If you want to position yourself as an investor, you must take into consideration some critical things. We have already considered a few of them. What else needs to be kept in mind? To start with, it need hardly be reemphasized that an investor must be well familiar with the artist / period/ theme/ series of a collection, that competitive pricing be monitored carefully, and that value not be under - or over-stated.
With the minimum base amount of Rs 20 lakh, what is that you can expect the art market to bring to the table? This is what you need to work out. As a market expert points out: “Too much weight is given to emerging artists, but it’s best to invest in artists with a proven track record of at least a few years, in a price range of, say, about Rs 5 lakh.
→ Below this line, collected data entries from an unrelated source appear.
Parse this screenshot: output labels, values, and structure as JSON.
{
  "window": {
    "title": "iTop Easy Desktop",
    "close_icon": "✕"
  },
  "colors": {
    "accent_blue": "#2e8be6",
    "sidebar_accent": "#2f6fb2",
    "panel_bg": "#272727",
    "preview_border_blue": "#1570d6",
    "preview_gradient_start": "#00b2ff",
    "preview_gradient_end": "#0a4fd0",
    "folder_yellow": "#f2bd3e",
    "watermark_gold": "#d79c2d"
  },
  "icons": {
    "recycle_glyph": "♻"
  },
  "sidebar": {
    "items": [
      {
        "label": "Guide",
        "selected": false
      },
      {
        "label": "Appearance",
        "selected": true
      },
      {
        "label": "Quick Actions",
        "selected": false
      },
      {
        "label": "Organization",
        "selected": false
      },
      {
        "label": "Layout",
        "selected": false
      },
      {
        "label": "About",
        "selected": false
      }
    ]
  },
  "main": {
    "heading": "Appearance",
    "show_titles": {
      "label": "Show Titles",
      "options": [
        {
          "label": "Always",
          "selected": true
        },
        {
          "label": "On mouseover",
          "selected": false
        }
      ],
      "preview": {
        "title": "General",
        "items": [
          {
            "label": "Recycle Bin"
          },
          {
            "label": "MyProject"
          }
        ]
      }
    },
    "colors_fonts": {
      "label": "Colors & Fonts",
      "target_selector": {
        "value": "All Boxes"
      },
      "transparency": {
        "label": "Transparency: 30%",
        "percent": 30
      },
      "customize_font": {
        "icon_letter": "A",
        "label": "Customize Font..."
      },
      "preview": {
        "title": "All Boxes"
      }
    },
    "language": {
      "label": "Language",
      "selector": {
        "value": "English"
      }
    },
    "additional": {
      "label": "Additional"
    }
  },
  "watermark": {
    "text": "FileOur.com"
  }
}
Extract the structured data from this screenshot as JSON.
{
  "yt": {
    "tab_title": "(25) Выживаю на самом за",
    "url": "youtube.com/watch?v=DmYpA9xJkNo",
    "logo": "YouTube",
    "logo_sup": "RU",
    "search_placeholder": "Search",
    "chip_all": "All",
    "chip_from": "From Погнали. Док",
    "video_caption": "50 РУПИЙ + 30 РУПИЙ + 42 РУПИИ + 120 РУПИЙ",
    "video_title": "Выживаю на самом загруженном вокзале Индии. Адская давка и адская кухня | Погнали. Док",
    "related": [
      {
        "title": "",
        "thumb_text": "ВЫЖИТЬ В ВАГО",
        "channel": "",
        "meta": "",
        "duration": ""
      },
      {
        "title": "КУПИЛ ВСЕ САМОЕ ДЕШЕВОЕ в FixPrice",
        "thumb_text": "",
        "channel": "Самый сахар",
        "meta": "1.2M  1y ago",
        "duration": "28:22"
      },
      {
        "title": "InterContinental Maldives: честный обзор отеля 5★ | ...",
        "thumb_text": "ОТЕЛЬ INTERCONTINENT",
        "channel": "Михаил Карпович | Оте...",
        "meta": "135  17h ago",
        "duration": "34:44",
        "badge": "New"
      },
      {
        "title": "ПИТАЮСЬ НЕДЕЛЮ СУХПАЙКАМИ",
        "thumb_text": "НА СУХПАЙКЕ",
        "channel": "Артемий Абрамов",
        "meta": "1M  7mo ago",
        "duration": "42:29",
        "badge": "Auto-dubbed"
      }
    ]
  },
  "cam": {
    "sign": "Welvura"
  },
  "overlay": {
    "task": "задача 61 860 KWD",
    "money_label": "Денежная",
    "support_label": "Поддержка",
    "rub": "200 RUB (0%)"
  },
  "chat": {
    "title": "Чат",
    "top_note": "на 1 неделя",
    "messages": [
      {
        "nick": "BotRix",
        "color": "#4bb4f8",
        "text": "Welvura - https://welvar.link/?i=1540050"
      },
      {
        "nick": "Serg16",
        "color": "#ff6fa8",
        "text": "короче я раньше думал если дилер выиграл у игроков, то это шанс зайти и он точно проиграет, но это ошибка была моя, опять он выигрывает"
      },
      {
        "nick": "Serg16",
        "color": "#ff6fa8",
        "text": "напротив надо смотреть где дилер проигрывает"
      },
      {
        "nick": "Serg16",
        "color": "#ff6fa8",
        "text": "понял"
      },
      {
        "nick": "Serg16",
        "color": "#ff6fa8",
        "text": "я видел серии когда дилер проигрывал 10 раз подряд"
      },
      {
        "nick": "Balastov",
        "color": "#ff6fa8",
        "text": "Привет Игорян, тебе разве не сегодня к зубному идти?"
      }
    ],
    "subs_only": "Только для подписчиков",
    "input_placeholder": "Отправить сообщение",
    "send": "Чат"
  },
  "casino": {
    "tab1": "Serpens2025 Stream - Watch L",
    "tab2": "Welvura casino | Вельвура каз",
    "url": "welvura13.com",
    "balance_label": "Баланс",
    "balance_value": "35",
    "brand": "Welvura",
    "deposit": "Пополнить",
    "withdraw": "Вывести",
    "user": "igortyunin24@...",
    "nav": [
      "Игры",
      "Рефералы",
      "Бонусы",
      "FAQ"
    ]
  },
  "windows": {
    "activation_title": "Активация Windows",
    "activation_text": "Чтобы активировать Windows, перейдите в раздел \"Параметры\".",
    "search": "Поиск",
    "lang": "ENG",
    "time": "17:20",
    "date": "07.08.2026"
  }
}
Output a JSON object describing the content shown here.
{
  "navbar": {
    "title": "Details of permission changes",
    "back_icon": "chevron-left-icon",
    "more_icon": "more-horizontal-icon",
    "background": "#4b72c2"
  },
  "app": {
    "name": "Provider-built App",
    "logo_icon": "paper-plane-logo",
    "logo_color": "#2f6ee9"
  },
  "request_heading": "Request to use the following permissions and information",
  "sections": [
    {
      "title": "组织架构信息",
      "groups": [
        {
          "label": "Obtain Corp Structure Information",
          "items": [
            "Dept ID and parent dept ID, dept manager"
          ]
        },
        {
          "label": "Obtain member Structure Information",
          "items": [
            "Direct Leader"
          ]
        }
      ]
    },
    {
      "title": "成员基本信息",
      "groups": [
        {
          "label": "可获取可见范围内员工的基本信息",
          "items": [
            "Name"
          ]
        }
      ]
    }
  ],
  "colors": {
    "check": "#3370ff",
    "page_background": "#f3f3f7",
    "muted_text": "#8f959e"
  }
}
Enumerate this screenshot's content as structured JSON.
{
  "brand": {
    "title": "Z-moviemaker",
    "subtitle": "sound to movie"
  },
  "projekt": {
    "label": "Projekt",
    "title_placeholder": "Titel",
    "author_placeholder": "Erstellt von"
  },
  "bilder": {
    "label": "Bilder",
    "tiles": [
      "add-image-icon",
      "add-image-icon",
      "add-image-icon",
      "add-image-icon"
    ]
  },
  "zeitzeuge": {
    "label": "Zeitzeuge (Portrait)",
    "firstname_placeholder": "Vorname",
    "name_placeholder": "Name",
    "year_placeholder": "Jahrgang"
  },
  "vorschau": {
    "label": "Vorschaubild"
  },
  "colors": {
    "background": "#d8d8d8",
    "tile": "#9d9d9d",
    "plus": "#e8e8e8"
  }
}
You won’t get the best-in-class for even mid-range artists at that price, so you could choose to invest in their smaller works, or perhaps drawings and watercolors, usually priced lower.
Last but not the least, provenance, purchase documents and artist/ gallery validation are other extremely important elements to avoid being spooked by the fake market. We have already touched upon some pertinent points raised by columnist Kishore Singh of The Business Standard in one of his previous interesting essays.
Now that people are less exuberant and more realistic, the writer raises some pertinent questions regarding the temperament and tenets of a successful investor. Putting things in perspective, he had mentioned: “Everyone fancied oneself to be an art connoisseur, and everywhere one went, one heard about the immense investment value of art. This was before the art markets suffered last year. All of them wanted to know if the paintings they were planning to buy had investor credibility.”